Num seu artigo no dia 11, o João Cardiga falou, entre outras coisas, sobre a personalização/antropomorfização dos mercados. Uma das primeiras afirmações do João é de que, na opinião dele, um grande motivo para o apelo das medidas populistas é a simplificação do funcionamento de um mercado, e que essa simplificação é aproveitada por certas forças políticas para transformar «os mercados» no mau da fita e com isso «justificar» as suas políticas.
Os mercados envolvem um conjunto muito alargado de pessoas a interagir umas com as outras. Envolvem uma vasta rede de relações que se estabelecem entre pessoas que tomam decisões que têm influência umas nas outras, em tempo real. Os «mercados» não são uma entidade tipo Estado, conforme pretendem alguns, no que são precisamente ajudados pela forma com personalizam os referidos mercados. São espaços em que existem trocas de bens e serviços.
Ao transformar os «mercados» numa entidade personalizada, com uma «voz» e «vontade» próprias, as forças políticas referidas acima podem usar a tão apetecível retórica do «nós contra eles», que tão bem tende a funcionar em momentos de crise. Neste caso, «nós contra os mercados». Os mercados que nos maltratam, que são puramente irracionais, que não querem saber «das pessoas» e que são dominados por poderes ocultos (ou não tão ocultos: agora o alvo habitual parece ser a Goldman Sachs).
Ao mesmo tempo que acusam outros de embarcarem na «política do medo», fomentam o medo dos «mercados». Culpam os «mercados» de todos os nossos males, incluindo aqueles que claramente resultaram de escolhas políticas. Afirmam a total desregulação dos mercados mesmo quando esta não existe. E acabam por atirar farpas e fomentar o descrédito da própria democracia e instituições democráticas ao essencialmente desresponsabilizar os cidadãos das escolhas que fizeram nas urnas e fora delas.
Essas forças políticas não são apenas de Esquerda.
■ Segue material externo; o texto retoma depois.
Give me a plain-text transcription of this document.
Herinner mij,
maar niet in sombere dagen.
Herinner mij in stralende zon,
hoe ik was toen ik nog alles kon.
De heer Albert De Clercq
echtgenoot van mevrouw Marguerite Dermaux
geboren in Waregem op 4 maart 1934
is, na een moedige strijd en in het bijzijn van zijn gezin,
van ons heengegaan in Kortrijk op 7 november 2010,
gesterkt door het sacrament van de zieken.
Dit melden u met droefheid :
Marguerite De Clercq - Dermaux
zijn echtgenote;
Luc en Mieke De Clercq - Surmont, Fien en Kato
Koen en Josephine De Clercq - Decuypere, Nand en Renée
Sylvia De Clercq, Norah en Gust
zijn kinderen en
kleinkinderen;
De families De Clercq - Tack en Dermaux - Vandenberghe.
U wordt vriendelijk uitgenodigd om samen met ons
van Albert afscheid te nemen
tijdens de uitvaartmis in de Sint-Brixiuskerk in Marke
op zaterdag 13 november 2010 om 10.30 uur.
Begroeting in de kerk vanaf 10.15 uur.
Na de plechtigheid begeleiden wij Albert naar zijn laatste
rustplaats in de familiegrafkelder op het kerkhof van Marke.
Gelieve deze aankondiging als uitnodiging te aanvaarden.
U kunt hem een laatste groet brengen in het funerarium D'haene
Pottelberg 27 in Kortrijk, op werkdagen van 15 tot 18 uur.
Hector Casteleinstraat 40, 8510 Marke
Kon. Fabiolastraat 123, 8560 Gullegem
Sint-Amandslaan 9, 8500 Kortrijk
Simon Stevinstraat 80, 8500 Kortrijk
Também na Direita existe quem tenha por hábito diabolizar os «mercados». Escudam-se, à Esquerda e Direita, no manto de serem os únicos e verdadeiros representantes do «povo», da «pessoa comum», do «trabalhador», e seus defensores contra esse tenebroso e pouco definido papão que são «os mercados».
Concordo também com o João que a resposta não pode ser transformar os mercados nos «bons da fita». Também não me parece que tenha sido isso o que o Duarte fez (não estou a dizer que o João acusou o Duarte de o fazer, já agora). O problema é que lutar contra quem se limita a apresentar bodes espiatórios e promessas de ambrósia e néctar é complicado. Muito complicado. Porque se cairmos nesse jogo, será o outro lado a jogar em casa e quase que começamos a perder. E se não cairmos, a resposta vai ter de conseguir tornar simples algo de complexo sem que desvirtue aquilo que se defende.
De qualquer forma, é possível fazê-lo. E é preciso fazê-lo.